For the quarter ended Nov. 2, Target posted net income of $341 million, or 54 cents a share, compared with net income of $637 million, or 97 cents a share, a year ago.
This includes a 29-cent loss from Canadian operations, the retailer noted. Excluding those adjusted earnings came in at 83 cents a share. Analysts’ estimate expected 62 cents a share.
Net revenue was up 1.9% to $17.3 billion in line with analysts’ call for $17.36 billion in sales. Comparable store sales edged up 0.9%.
‘Consumer Spending Constrained’
The Canadian division, which added 23 stores in the quarter, generated $333 million in sales and posted a $238 million loss before interest and taxes.
“While our initial sales and profits in Canada have not met our expectations, we remain enthusiastic about the Canadian market and confident in the long-term success of these stores,” CEO Gregg Steinhafel told analysts on a conference call.
Focusing on the U.S. division, Steinhafel said: “Target’s third quarter financial results reflect continued strong execution in our U.S. Segment in an environment where consumer spending remains constrained.”
Gross margins dipped to 30% from 30.3% due to category rate pressure from seasonal markdowns. Selling, general and administrative expenses expanded to 21.2% compared with 20.5% in the year-ago period.

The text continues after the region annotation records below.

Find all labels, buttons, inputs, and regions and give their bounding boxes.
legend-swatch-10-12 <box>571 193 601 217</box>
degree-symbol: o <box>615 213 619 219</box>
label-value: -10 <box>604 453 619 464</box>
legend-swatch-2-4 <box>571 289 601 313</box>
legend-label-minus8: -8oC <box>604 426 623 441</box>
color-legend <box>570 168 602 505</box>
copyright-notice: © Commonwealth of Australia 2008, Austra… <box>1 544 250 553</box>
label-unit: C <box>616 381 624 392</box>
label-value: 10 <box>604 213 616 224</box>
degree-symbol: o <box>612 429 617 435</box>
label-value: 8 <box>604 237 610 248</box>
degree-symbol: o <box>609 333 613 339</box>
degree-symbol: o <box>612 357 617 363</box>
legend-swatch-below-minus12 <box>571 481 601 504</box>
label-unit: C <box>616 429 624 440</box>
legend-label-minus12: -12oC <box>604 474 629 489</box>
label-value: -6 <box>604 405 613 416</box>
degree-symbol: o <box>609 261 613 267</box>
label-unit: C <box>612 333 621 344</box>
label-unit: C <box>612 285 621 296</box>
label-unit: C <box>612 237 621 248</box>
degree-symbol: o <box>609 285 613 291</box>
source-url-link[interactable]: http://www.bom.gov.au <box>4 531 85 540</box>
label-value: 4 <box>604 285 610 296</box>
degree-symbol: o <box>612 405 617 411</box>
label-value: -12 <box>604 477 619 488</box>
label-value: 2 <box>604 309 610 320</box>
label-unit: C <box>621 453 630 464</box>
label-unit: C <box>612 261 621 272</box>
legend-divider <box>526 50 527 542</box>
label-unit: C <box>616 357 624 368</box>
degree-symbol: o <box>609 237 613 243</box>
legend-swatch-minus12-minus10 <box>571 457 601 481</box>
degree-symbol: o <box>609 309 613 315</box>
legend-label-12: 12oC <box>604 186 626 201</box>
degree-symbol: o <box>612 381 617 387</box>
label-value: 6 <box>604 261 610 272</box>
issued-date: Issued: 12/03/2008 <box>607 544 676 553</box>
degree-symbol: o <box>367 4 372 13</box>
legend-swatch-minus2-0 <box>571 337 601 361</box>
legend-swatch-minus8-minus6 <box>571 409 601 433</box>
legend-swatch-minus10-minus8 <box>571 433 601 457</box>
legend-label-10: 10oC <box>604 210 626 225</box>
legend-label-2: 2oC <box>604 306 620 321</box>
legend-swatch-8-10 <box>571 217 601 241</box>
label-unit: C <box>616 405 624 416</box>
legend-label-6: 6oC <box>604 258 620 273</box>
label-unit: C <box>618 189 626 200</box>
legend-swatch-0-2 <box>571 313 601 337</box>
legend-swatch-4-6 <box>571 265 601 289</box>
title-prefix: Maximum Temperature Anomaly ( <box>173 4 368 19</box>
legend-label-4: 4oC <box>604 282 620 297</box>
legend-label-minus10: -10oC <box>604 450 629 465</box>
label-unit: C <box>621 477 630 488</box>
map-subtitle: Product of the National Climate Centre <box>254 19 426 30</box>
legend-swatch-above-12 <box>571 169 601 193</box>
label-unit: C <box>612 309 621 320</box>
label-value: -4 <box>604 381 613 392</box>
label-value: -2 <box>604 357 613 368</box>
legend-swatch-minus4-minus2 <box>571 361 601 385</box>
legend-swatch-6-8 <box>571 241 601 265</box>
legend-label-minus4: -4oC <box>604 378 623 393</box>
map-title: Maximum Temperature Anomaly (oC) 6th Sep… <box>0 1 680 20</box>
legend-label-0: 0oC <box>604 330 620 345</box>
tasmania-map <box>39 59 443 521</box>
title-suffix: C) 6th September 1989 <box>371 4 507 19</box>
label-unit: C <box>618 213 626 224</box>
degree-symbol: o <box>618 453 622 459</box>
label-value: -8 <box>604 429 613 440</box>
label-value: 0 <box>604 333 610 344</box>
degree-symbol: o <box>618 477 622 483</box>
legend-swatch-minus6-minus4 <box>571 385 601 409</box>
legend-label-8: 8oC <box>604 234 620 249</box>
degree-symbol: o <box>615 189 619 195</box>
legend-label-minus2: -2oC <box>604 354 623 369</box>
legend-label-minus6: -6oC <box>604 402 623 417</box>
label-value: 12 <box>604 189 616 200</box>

Target’s credit card business increased 150 basis points to 9.5%, while debit card penetration expanded 440 basis points to 10.4%. Total store “REDcard” business rose to 19.9% from 14% in the year-ago quarter
For its fourth quarter, Target forecast adjusted earnings between $1.50 to $1.60 a share (excluding 22 to 32 cents due to costs related to Canadian market). Analysts’ estimate is for $1.56.
Target revised downward its previous full year outlook, projecting adjusted earnings at $4.59 to $4.69 a share (excluding 95 cents to $1.05 a share related to Canadian market). Previously, Target projected adjusted earnings of $4.70 to $4.90 a share.